C : S'il y avait trois règles pour donner naissance à une bonne chanson de la Ruda, quelles seraient-elles ?
P : Une bonne chanson de la Ruda, quand on y pense dans le local, c'est un texte de Pierrot (ça ne pourra être personne d'autre qui puisse chanter ou écrire un texte), quelque chose de jouable en live (les morceaux pour nous qui ne sont pas réussis sont ceux qui ne sont pas jouables en live) et la troisième règle serait qu'un bon morceau doit ouvrir des portes.
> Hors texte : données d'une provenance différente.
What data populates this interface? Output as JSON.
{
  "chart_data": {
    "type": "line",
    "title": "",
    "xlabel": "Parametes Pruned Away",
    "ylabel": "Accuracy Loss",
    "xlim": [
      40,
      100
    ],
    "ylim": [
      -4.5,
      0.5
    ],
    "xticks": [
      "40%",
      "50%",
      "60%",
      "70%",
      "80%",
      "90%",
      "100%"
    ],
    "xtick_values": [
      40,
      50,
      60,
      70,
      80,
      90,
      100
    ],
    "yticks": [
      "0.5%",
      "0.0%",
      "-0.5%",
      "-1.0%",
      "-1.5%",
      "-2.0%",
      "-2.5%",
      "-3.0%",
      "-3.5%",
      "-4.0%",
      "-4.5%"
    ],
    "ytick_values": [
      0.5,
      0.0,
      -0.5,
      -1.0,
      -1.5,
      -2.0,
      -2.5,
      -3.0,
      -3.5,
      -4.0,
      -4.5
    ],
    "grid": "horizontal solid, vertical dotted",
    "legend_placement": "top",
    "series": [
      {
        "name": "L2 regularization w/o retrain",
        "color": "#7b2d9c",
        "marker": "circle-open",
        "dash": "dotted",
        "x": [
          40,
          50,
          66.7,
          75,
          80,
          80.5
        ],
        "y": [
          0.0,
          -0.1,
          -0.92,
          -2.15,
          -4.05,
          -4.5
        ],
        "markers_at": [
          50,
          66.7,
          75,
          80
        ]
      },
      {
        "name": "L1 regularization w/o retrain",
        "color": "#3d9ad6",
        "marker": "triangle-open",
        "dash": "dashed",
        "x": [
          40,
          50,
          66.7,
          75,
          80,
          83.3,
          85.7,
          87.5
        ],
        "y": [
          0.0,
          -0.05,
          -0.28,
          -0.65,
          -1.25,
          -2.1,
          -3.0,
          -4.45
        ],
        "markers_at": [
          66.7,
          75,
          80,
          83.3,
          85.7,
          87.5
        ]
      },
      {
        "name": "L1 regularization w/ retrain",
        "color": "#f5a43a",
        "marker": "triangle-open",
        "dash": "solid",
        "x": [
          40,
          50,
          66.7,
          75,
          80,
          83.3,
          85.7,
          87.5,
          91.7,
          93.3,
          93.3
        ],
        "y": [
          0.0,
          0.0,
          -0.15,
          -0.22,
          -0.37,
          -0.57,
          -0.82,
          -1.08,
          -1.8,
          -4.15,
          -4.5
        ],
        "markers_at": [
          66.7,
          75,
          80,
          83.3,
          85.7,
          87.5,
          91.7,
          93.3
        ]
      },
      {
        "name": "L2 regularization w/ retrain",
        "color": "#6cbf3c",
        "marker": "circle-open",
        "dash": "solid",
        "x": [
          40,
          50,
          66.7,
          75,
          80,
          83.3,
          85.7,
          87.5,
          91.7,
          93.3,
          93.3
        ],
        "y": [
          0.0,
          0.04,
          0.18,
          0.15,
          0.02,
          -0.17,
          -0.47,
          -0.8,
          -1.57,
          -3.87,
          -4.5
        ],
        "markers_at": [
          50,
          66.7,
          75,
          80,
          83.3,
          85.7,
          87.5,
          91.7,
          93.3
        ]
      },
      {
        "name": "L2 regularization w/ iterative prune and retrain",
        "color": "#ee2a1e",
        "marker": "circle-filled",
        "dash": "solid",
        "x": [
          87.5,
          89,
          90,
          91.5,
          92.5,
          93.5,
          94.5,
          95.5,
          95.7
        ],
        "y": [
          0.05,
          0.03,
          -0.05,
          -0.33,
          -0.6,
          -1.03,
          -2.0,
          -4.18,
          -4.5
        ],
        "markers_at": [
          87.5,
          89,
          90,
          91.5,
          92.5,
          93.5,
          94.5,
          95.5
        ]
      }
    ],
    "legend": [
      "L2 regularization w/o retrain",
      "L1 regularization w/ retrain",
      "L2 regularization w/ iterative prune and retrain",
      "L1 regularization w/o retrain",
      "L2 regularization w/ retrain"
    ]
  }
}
Le morceau ne doit pas ressembler à un autre déjà fait par le passé.
C : Comment s'étaient effectués les arrangements sur l'album de Loïc Da Silva ?
P : On lui a laissé carte blanche. Seul Pierrot est intervenu avec le texte « Mado » qu'ils ont mis en musique ensemble.
L'interview se termine malheureusement là alors que mon enregistreur rend l'âme sans que je m'en aperçoive. Adieu fin d'interview ! L'entretien avec Philly avait pourtant duré plus d'une heure et c'était terminé dans de joyeux sourires …
Merci à Philly (t'es génial !!!), à la Ruda et à ses accompagnants. Merci à l'organisation du festival Art Sonic.